Exclusive: Heavyweights circle Hastings sale

At least three large-scale institutions are considering bids for the Westpac-owned fund manager.

Three blue-chip institutions are mulling bids for Australia’s Hastings Funds Management, which has been owned by Australian bank Westpac since 2005, according to sources familiar with the process.

US asset manager TIAA-CREF, insurance firm MassMututal and global asset manager Affiliated Managers Group, which owns Pantheon Ventures, are said to be eyeing the sale. The latter should take the form of a management buyout backed by third-party capital. Hastings’s employees already own some 20 percent of the fund manager, which had A$10.8 billion ($7.9 billion; €7.4 billion) of funds under management as at 30 June 2015.

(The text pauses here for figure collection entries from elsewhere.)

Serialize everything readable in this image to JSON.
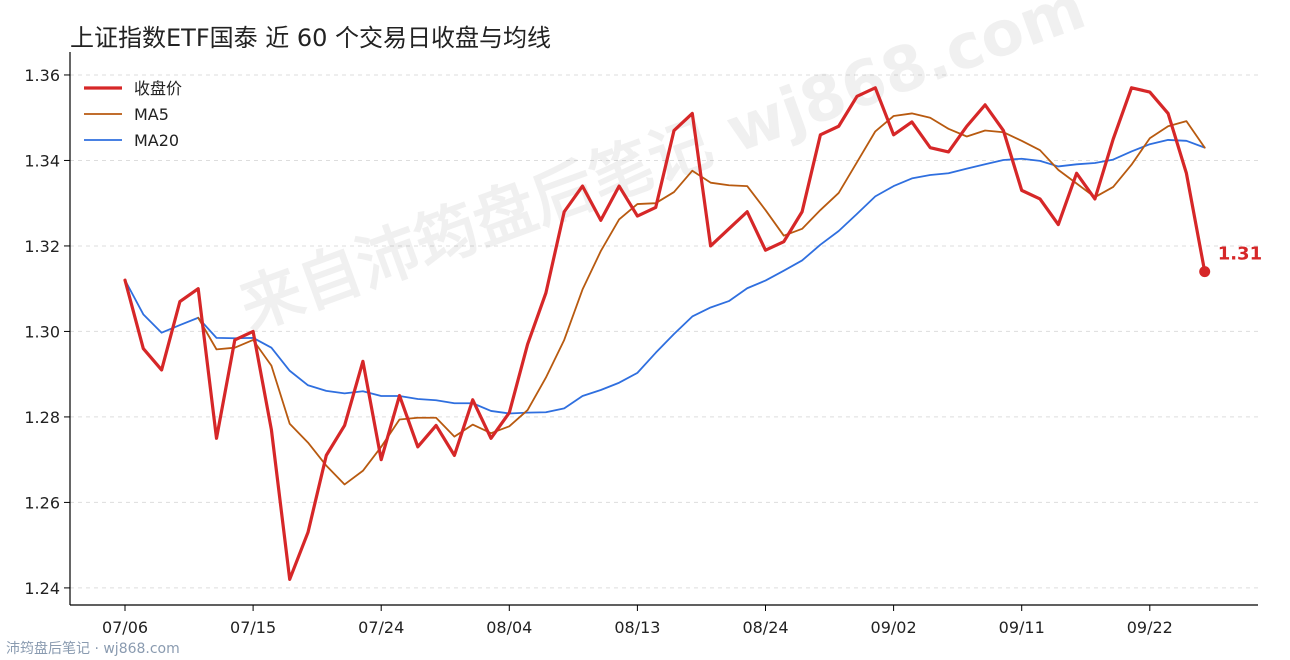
{
  "title": "上证指数ETF国泰 近 60 个交易日收盘与均线",
  "watermark": "来自沛筠盘后笔记 wj868.com",
  "footer": "沛筠盘后笔记 · wj868.com",
  "colors": {
    "close": "#d62728",
    "ma5": "#b85a10",
    "ma20": "#2f6fdf",
    "grid": "#dddddd",
    "axis": "#000000"
  },
  "chart_data": {
    "type": "line",
    "title": "上证指数ETF国泰 近 60 个交易日收盘与均线",
    "xlabel": "",
    "ylabel": "",
    "ylim": [
      1.236,
      1.3635
    ],
    "yticks": [
      "1.24",
      "1.26",
      "1.28",
      "1.30",
      "1.32",
      "1.34",
      "1.36"
    ],
    "xtick_labels": [
      "07/06",
      "07/15",
      "07/24",
      "08/04",
      "08/13",
      "08/24",
      "09/02",
      "09/11",
      "09/22"
    ],
    "xtick_positions": [
      0,
      7,
      14,
      21,
      28,
      35,
      42,
      49,
      56
    ],
    "grid": "horizontal dashed",
    "legend_position": "top-left",
    "last_value_label": "1.31",
    "series": [
      {
        "name": "收盘价",
        "values": [
          1.312,
          1.296,
          1.291,
          1.307,
          1.31,
          1.275,
          1.298,
          1.3,
          1.277,
          1.242,
          1.253,
          1.271,
          1.278,
          1.293,
          1.27,
          1.285,
          1.273,
          1.278,
          1.271,
          1.284,
          1.275,
          1.281,
          1.297,
          1.309,
          1.328,
          1.334,
          1.326,
          1.334,
          1.327,
          1.329,
          1.347,
          1.351,
          1.32,
          1.324,
          1.328,
          1.319,
          1.321,
          1.328,
          1.346,
          1.348,
          1.355,
          1.357,
          1.346,
          1.349,
          1.343,
          1.342,
          1.348,
          1.353,
          1.347,
          1.333,
          1.331,
          1.325,
          1.337,
          1.331,
          1.345,
          1.357,
          1.356,
          1.351,
          1.337,
          1.314
        ]
      },
      {
        "name": "MA5",
        "values": [
          null,
          null,
          null,
          null,
          1.3032,
          1.2958,
          1.2962,
          1.298,
          1.292,
          1.2784,
          1.274,
          1.2686,
          1.2642,
          1.2674,
          1.273,
          1.2794,
          1.2798,
          1.2798,
          1.2754,
          1.2782,
          1.2762,
          1.2778,
          1.2816,
          1.2892,
          1.298,
          1.3098,
          1.3188,
          1.3262,
          1.3298,
          1.33,
          1.3326,
          1.3376,
          1.3348,
          1.3342,
          1.334,
          1.3284,
          1.3224,
          1.324,
          1.3284,
          1.3324,
          1.3396,
          1.3468,
          1.3504,
          1.351,
          1.35,
          1.3474,
          1.3456,
          1.347,
          1.3466,
          1.3446,
          1.3424,
          1.3378,
          1.3346,
          1.3314,
          1.3338,
          1.339,
          1.3452,
          1.348,
          1.3492,
          1.343
        ]
      },
      {
        "name": "MA20",
        "values": [
          1.312,
          1.304,
          1.2997,
          1.3015,
          1.3032,
          1.2985,
          1.2984,
          1.2985,
          1.2962,
          1.2908,
          1.2874,
          1.2861,
          1.2855,
          1.286,
          1.2849,
          1.2849,
          1.2842,
          1.2839,
          1.2832,
          1.2832,
          1.2814,
          1.2808,
          1.281,
          1.2811,
          1.282,
          1.2849,
          1.2863,
          1.288,
          1.2903,
          1.295,
          1.2994,
          1.3035,
          1.3056,
          1.3071,
          1.3101,
          1.3119,
          1.3142,
          1.3166,
          1.3203,
          1.3235,
          1.3275,
          1.3316,
          1.334,
          1.3358,
          1.3366,
          1.337,
          1.3381,
          1.3391,
          1.3401,
          1.3404,
          1.3399,
          1.3386,
          1.3391,
          1.3394,
          1.3402,
          1.3421,
          1.3438,
          1.3448,
          1.3446,
          1.343
        ]
      }
    ]
  }
}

The sale process is in its early days and is only expected to conclude around April 2016. Later this year, several senior Hastings employees are in line to net sizeable bonuses as part of the firm’s long-term incentive scheme. The scheme was implemented five years ago, with its first vesting period coming up around mid-December.

A sale of Hastings would come hot on the heels of this summer’s purchase of Sydney-based RARE Infrastructure by US asset manager Legg Mason. The US firm paid $205 million for a majority stake in the fund manager.

Hastings recently hit the headlines after leading an investment consortium made up of Caisse de dépôt et placement du Québec, Australia-listed Spark Infrastructure, Kuwait Investment Authority’s Wren House and Tawreed Investments, a subsidiary of Abu Dhabi Investment Authority, to win the A$10.3 billion long-term concession for New South Wales’ electricity grid.

The manager is said to be eying bids for Port of Melbourne as well as Ausgrid and Endeavour Energy, two distribution assets.